With their faux public streets, cut off from the surrounding cityscape and cloaked in a veneer of nostalgia, projects such as the Grove contribute nothing of value to the public realm. The assumption--a cynical one--is that a public starved for urban contact will accept this theme-park version of reality as an adequate substitute for the real thing.

Such projects can make a drab, conventional mall like the Beverly Center, opened in 1982, look good by comparison. Designed by Welton Becket & Associates, the center’s hulking form--with its three floors of shops, stacked on top of parking and wrapped in a streamlined concrete skin--has often been compared to a beached whale. Nonetheless, the design also has a clarity that can almost seem refreshing by today’s standards. Despite its limited architectural ambitions, it is what the Modernists once referred to as an honest building, a design that reflects its age and values.

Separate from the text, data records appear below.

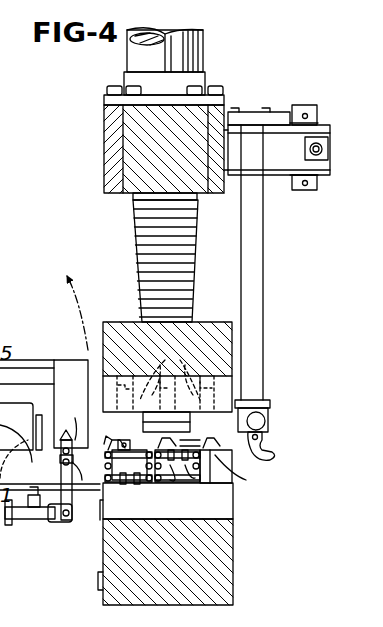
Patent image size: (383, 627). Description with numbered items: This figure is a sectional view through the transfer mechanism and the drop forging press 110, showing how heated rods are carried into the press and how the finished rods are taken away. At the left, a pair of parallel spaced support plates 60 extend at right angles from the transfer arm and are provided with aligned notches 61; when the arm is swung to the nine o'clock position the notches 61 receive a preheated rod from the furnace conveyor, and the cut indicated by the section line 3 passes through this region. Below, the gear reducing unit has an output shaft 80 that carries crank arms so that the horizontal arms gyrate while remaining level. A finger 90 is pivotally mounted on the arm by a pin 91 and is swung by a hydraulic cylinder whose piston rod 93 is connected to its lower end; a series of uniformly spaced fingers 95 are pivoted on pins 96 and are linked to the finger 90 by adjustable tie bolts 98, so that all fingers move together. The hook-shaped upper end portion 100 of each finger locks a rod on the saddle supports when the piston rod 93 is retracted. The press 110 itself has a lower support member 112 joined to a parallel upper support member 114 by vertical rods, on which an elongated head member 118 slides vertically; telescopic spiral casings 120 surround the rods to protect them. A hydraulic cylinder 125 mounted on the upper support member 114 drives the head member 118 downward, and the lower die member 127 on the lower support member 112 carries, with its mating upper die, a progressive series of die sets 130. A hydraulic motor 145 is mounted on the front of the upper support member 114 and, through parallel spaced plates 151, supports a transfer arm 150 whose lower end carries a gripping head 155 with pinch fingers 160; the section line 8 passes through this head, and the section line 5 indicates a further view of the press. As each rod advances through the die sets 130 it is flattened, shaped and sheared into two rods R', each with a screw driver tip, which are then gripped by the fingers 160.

The section line 5— 5 is at (348, 28).
The section line 8— 8 is at (227, 421).
The section line 3— 3 is at (95, 332).
The support plates 60 is at (75, 365).
The notches 61 is at (71, 417).
The output shaft 80 is at (10, 466).
The fingers 90 is at (72, 525).
The pins 91 is at (81, 479).
The piston rod 93 is at (27, 532).
The fingers 95 is at (206, 483).
The pins 96 is at (172, 482).
The adjustable tie bolts 98 is at (125, 482).
The upper end portion 100 is at (121, 439).
The drop forging press 110 is at (237, 532).
The lower support member 112 is at (226, 565).
The upper support member 114 is at (128, 135).
The head member 118 is at (210, 332).
The telescopic spiral casings 120 is at (146, 250).
The hydraulic cylinder 125 is at (130, 60).
The lower die member 127 is at (235, 516).
The die sets 130 is at (170, 369).
The hydraulic motors 145 is at (297, 163).
The transfer arm 150 is at (264, 238).
The plates 151 is at (275, 115).
The gripping head 155 is at (273, 402).
The pinch fingers 160 is at (272, 456).
The rods R' is at (237, 479).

There are better options, however, than returning to such bland precedents.

In Europe and Asia, increasing numbers of architects are reexamining the role of shopping in the post-industrial age. Daniel Libeskind’s planned 1.61-million-square-foot Westside mall in Bern, Switzerland; Zaha Hadid’s recently unveiled master plan for a 21-million-square-foot mixed-use development in Singapore; Coop Himmelblau’s proposed entertainment center in Guadalajara, Mexico--such designs aggressively explore the clash between public and private realms that is an inescapable aspect of the contemporary urban condition.

Stripped of nostalgic references, their dynamic, fragmented forms are also honest representations of the contemporary condition. Such work would fit neatly into L.A.’s best architectural traditions--its ambivalence about the past, its ethos as a place of radical experimentation pointed aggressively toward the future. Instead, the conventional developer continues to recycle worn-out ideas, terrified of taking risks with increasingly large sums of money. Even Jane Jacobs, an ardent preservationist, understood how deadly such formulas can become. “Cities,” she wrote more than 40 years ago, “are an immense laboratory of trial and error, failure and success.” Without that spirit of invention, Los Angeles is doomed to suffer more blows such as these.